How better to capture the spectacular and intimidating nature of the Cape Wrath Trail – those lonely and tortured mountain landscapes and temptingly isolated bothies? Richards nails the bothy experience too:
I think the joys of bothying might be in part due to a … willingness to forgo the controls of the modern age in order to reconnect with older, deeper truths and needs.
Without our phones we become better connected.
There’s so much here that reflects my own feelings: the joy of dropping in to Corryhully or A’ Chuil or Sourlies or Barisdale – “the pleasure of seeing one’s haven appear out of the landscape”, in Richards’ words. It made the Cape Wrath Trail seem all the more appealing; I felt more confident than ever that this would be the attempt that took me all the way to Cape Wrath’s storm-blown lighthouse.
As my confidence grew, so did the scale of the coronavirus crisis. I could no longer afford to look at my plans without taking account of this fast-changing threat. Coronavirus and hiking impose different challenges, but they have to be considered together.
So, like many long-distance hikers – and my heart breaks for those who’ve had to cancel their TGO Challenge, Appalachian Trail or Pacific Crest Trail plans – I have had to wrestle with my trek’s viability. While the epidemic was picking up pace, I initially looked at the Cape Wrath Trail through a reasonably optimistic mindset: it was no longer just a challenge, but a chance to self-isolate on the go. What better way to learn my “true and hidden strength” and connect with nature, than to get away from the crisis and look to the hills for my emotional and physical needs?
The reality is quite different. In truth, there is no perfect self-isolation. I have been bouncing off the walls at home for ten days in an effort to avoid exposure to the virus, just to preserve my fitness for the trail. But I have to deliver supply parcels to the Post Office, and will have to travel across central London to reach Euston for my journey north. I don’t see how I can do any of that without the risk – be it ever so small – of contracting the virus, and of then importing it to remote parts of Scotland, where healthcare is a challenge even without the arrival of the pandemic.
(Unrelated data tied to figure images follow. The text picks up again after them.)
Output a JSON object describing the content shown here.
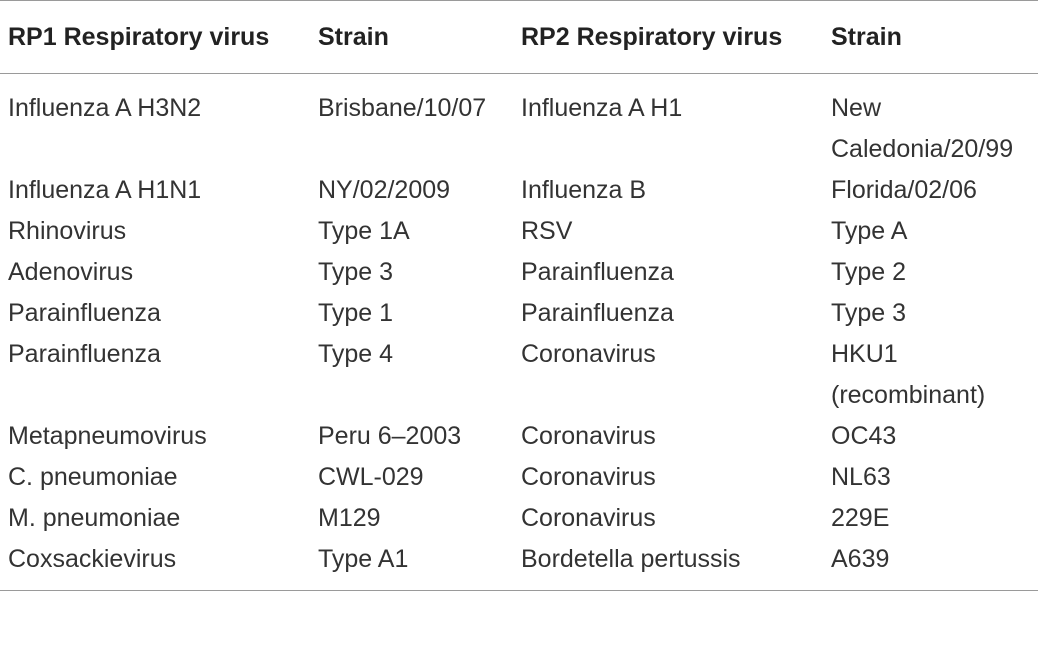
{
  "table": {
    "headers": [
      "RP1 Respiratory virus",
      "Strain",
      "RP2 Respiratory virus",
      "Strain"
    ],
    "rows": [
      [
        "Influenza A H3N2",
        "Brisbane/10/07",
        "Influenza A H1",
        "New Caledonia/20/99"
      ],
      [
        "Influenza A H1N1",
        "NY/02/2009",
        "Influenza B",
        "Florida/02/06"
      ],
      [
        "Rhinovirus",
        "Type 1A",
        "RSV",
        "Type A"
      ],
      [
        "Adenovirus",
        "Type 3",
        "Parainfluenza",
        "Type 2"
      ],
      [
        "Parainfluenza",
        "Type 1",
        "Parainfluenza",
        "Type 3"
      ],
      [
        "Parainfluenza",
        "Type 4",
        "Coronavirus",
        "HKU1 (recombinant)"
      ],
      [
        "Metapneumovirus",
        "Peru 6–2003",
        "Coronavirus",
        "OC43"
      ],
      [
        "C. pneumoniae",
        "CWL-029",
        "Coronavirus",
        "NL63"
      ],
      [
        "M. pneumoniae",
        "M129",
        "Coronavirus",
        "229E"
      ],
      [
        "Coxsackievirus",
        "Type A1",
        "Bordetella pertussis",
        "A639"
      ]
    ]
  }
}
Even assuming I managed to keep myself completely disease free, I can’t simply ignore other people. Forgive me if you’re bored of my limitless embarrassment over last year’s accident – but it’s instructive. I was lucky to avoid the need for a mountain rescue callout after hurting my knee. What, I have to ask myself, will happen if I have an accident again?
Well, I can limit the risk by plotting lower routes – and I have. I can make sure I’m equipped with winter kit in case the conditions turn severe – and I have. I have taken plenty of other steps, too, to reduce the risk of an accident, but there is simply no way to reduce the risk to zero. So I have to confront my moral responsibility to Scottish Mountain Rescue.
Ordinarily, I would think the risk had been managed to an acceptably low level. But now? It’s not so clear. I might still need a callout, and then I’d be reliant upon volunteers who are facing unprecedented challenges at home – from employment problems, childcare needs and the general worry that goes with a crisis. I’ll put this as bluntly as possible: there is no acceptable reason for hikers to risk a callout right now.
Even on Desolation Peak, Kerouac couldn’t really depend entirely on himself; the “city boy” still needed bailing out with fresh supplies and help from hardier souls. And I can’t depend entirely on myself either. For this reason, more than any other, I am postponing my hike.
If I’d found myself forced to abandon the Trail after setting off I’d have had to carry the weight of my disappointment forever – but right now, I don’t feel disappointed at all. This is the right time to make this difficult call: I have the kit, the rations, the plans and the determination to complete my attempt. I just have to wait just a little longer to set off.
The mountains aren’t going anywhere – and I look forward to seeing those bothies “appear out of the landscape” at a later date. They’re still waiting for me.